Factor Xa is another serine protease in the coagulation pathway. Factor Xa associates with factor Va and calcium on a phospholipid membrane thereby forming a prothrombinase complex. This prothrombinase complex then converts prothrombin to thrombin (Claeson, Blood Coagulation and Fibrinolysis 5:411-436 (1994); Harker, Blood Coagulation and Fibrinolysis 5 (Suppl 1):S47-S58 (1994)).
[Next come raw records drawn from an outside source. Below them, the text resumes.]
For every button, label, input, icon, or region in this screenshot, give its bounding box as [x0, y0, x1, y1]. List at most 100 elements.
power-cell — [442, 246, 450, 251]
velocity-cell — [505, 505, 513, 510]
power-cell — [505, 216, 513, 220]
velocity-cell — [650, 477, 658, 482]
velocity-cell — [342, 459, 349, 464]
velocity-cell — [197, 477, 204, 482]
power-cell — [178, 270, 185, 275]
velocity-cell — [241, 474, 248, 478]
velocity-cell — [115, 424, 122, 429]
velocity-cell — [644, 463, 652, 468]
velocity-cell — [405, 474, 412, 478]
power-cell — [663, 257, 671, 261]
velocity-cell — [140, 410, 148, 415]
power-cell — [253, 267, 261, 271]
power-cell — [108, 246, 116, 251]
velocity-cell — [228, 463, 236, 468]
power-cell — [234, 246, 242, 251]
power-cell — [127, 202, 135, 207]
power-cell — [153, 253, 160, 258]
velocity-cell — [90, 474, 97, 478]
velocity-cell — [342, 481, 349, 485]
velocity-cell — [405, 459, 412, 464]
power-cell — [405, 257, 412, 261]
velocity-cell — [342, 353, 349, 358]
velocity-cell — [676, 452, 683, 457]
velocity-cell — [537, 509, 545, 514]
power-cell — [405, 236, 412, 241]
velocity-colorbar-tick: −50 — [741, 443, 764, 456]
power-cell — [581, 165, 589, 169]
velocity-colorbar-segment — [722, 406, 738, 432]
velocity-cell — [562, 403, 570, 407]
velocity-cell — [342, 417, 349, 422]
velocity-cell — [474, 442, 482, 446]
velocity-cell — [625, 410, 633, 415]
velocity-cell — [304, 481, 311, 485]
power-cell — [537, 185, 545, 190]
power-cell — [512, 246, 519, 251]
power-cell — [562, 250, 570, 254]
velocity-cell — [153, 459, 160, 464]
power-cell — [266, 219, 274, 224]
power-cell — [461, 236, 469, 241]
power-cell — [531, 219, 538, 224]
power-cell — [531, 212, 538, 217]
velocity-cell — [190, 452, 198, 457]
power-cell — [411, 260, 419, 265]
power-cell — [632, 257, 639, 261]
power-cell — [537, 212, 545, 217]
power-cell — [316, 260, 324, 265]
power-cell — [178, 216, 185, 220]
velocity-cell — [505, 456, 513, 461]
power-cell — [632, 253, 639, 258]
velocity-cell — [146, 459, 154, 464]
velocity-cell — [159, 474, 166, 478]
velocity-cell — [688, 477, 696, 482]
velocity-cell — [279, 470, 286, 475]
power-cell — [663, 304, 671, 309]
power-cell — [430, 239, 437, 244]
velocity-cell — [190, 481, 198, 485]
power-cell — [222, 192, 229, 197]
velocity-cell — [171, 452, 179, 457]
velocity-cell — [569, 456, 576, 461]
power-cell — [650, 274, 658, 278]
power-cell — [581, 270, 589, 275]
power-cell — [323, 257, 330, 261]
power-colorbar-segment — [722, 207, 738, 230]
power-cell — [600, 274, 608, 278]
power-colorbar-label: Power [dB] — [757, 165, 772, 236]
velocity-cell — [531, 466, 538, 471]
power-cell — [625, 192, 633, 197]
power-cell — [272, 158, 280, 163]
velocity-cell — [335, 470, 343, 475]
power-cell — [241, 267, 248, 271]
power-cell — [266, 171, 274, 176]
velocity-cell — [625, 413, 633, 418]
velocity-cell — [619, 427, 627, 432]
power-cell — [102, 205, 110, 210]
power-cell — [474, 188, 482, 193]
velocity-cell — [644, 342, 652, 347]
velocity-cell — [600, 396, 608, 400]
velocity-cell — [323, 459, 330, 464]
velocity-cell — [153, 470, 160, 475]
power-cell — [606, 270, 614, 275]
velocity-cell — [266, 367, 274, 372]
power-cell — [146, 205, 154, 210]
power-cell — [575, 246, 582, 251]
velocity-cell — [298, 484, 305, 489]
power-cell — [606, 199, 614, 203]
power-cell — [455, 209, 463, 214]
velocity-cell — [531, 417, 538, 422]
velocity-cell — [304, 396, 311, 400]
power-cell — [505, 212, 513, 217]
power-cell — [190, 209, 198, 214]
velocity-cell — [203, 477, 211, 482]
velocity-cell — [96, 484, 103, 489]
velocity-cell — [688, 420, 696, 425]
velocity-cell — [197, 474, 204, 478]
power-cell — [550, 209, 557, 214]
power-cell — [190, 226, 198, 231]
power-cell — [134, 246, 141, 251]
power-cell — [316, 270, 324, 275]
Inhibitors of factor Xa are thought to offer an advantage over agents that directly inhibit thrombin since direct thrombin inhibitors still permit significant new thrombin generation (Lefkovits and Topol, Circulation 90(3):1522-1536 (1994); Harker, Blood Coagulation and Fibrinolysis 5 (Suppl 1):S47-S58 (1994)).
A need continues to exist for non-peptidic compounds that are potent and selective protease inhibitors, and which possess greater bioavailability and fewer side-effects than currently available protease inhibitors. Accordingly, new classes of potent protease inhibitors, characterized by potent inhibitory capacity and low mammalian toxicity, are potentially valuable therapeutic agents for a variety of conditions, including treatment of a number of mammalian proteolytic disease states.